As described above, according to the present invention, the following effects can be obtained. (1) According to the first aspect of the present invention, by arranging the conductor foil around the multilayer printed wiring board, the amount of resin in the portion without the conductor foil is increased by the thickness of the conductor foil, and the amount of resin in that portion is increased. It is possible to avoid an increase in the dimensional change, and it is possible to correct warpage and torsion due to heat during assembly by zagging the plating of the through-hole portion.

(2) According to the second aspect of the invention, by disposing the conductive foil around the multilayer printed wiring board,
The amount of resin in the portion without the conductor foil is increased by the thickness of the conductor foil, making it possible to avoid an increase in dimensional change in that portion. Outflow control of the molten adhesive can be performed smoothly.

[Brief description of the drawings]

FIG. 1 is a schematic sectional view of a multilayer printed wiring board according to a first embodiment of the present invention.

FIG. 2 is a schematic plan view of an odd-numbered layer of the multilayer printed wiring board according to the first embodiment of the present invention.
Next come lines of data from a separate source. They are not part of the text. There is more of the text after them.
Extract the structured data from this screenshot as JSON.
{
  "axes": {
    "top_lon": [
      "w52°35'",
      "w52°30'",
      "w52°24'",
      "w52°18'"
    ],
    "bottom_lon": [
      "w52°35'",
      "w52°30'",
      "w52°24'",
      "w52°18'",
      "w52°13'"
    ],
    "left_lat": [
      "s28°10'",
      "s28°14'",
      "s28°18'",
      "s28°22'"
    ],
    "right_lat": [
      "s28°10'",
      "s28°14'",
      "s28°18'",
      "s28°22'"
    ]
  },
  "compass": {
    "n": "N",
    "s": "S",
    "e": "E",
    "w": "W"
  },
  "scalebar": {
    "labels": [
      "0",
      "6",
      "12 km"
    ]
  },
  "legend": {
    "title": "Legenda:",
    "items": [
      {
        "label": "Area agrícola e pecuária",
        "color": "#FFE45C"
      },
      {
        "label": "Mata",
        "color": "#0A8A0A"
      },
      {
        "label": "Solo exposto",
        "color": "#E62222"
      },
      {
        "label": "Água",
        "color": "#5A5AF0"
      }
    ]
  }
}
FIG. 3 is a schematic plan view of an even-numbered layer of the multilayer printed wiring board according to the first embodiment of the present invention.

FIG. 4 is a schematic plan view of an odd-numbered layer of a multilayer printed wiring board according to a second embodiment of the present invention.

FIG. 5 is a schematic plan view of an even-numbered layer of a multilayer printed wiring board according to a second embodiment of the present invention.

[Explanation of symbols]

 101, 201 Wiring area 102, 202 Non-wiring area 103, 203 Conductor foil (copper foil) 104 Through hole

Claims (2)

[Claims] 1. An arbitrary width between a wiring area and a product outer shape.
Arrange the conductor foil with any length and any gap so that even-layer, odd-layer with no conductor foil is zigzag,
A multilayer printed wiring board, wherein the conductor foils are connected by through holes. 2. A conductive foil having an arbitrary width, length, and gap is provided in a non-wiring area between a wiring area and a product outer shape, and a portion without a conductive foil is zigzag between even and odd layers. A multilayer printed wiring board characterized by being arranged on a printed circuit board.